At the peak of the Shiv Sena’s militant powers, Shiv Sainiks used this cry, which was part religious, part sub-nationalistic, to target Muslims. But according to some Thackeray supporters when, during the Emergency, Indira Gandhi was considering banning the Shiv Sena, her primary objection was to ‘Jai Maharashtra’ rising out of the fear that states south of the Vindhyas might be prone to secession. By then, M. Karunanidhi of the Dravida Munnetra Kazhagam had already designed a separate flag for Tamil Nadu and sought central permission to fly it from government buildings - as the Congress government in Karnataka did some decades later in 2013, weeks before state Assembly elections.
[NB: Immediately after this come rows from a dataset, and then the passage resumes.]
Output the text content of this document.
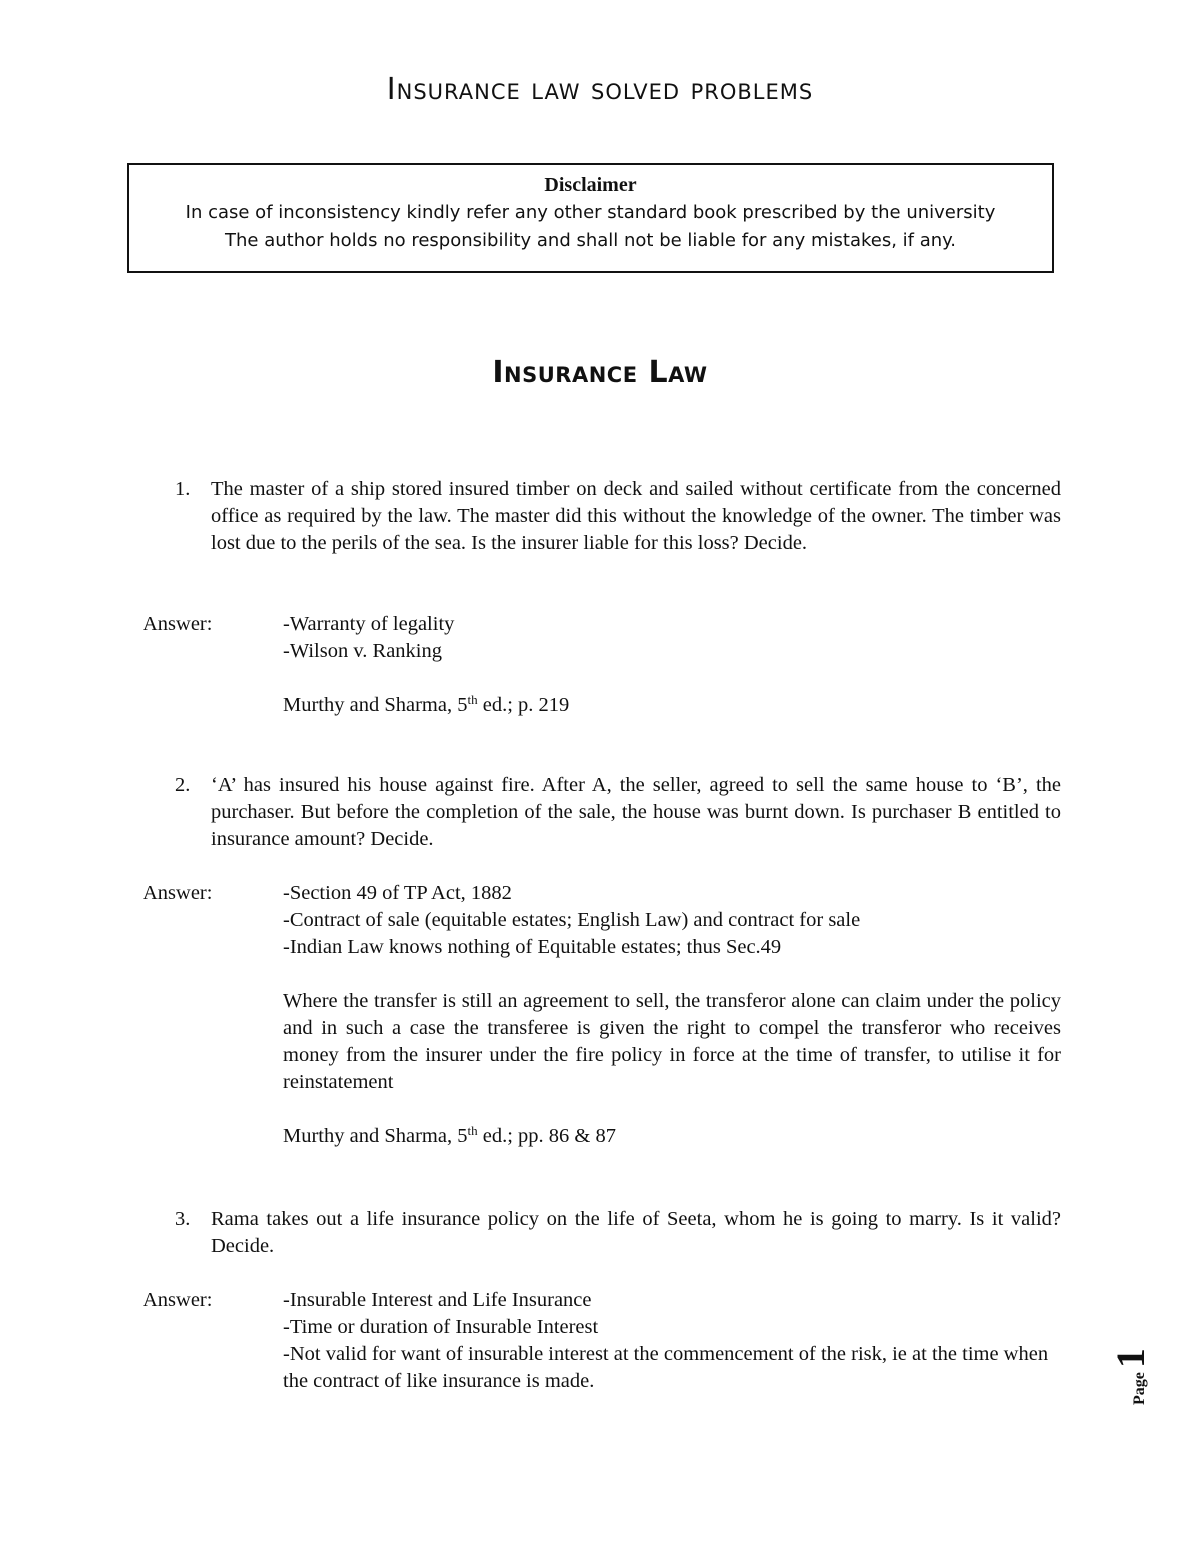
Insurance law solved problems
Disclaimer
In case of inconsistency kindly refer any other standard book prescribed by the university
The author holds no responsibility and shall not be liable for any mistakes, if any.
Insurance Law
1. The master of a ship stored insured timber on deck and sailed without certificate from the concerned office as required by the law. The master did this without the knowledge of the owner. The timber was lost due to the perils of the sea. Is the insurer liable for this loss? Decide.
Answer:	-Warranty of legality

-Wilson v. Ranking

Murthy and Sharma, 5th ed.; p. 219

2. ‘A’ has insured his house against fire. After A, the seller, agreed to sell the same house to ‘B’, the purchaser. But before the completion of the sale, the house was burnt down. Is purchaser B entitled to insurance amount? Decide.
Answer:	-Section 49 of TP Act, 1882

-Contract of sale (equitable estates; English Law) and contract for sale

-Indian Law knows nothing of Equitable estates; thus Sec.49

Where the transfer is still an agreement to sell, the transferor alone can claim under the policy and in such a case the transferee is given the right to compel the transferor who receives money from the insurer under the fire policy in force at the time of transfer, to utilise it for reinstatement

Murthy and Sharma, 5th ed.; pp. 86 & 87

3. Rama takes out a life insurance policy on the life of Seeta, whom he is going to marry. Is it valid? Decide.
Answer:	-Insurable Interest and Life Insurance

-Time or duration of Insurable Interest

-Not valid for want of insurable interest at the commencement of the risk, ie at the time when the contract of like insurance is made.	Page1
Mrs Gandhi knocked down that subnationalistic attempt decisively though the BJP-led government in 2013 kept silent on similar sub-nationalism by Karnataka.

However, according to Thackeray’s unsubstantiated claims, he had told Mrs Gandhi then that his ‘Jai Maharashtra’ was always preceded by ‘Jai Hind’ (which it was) and, in any case, he had coined the term after the Bangladesh War when Bengalis frequently evoked the ‘Joy Bangla’ slogan.

The cry, Vande Mataram, which originated from Bengal was less popular in its home state and though Thackeray used it politically against Muslims, he was never quite as fascinated by it to replace his more resonant and evocative ‘Jai Bhavani, Jai Shivaji’ with Vande Mataram.

So, every experience in this country only goes to show there can be no uniformity of cultural, religious or sub-nationalistic interests – or of any one slogan. People must be free to chant any mantra of their liking, religious or subnationalistic, so long as it does not hurt anyone or violate any constitutional norms.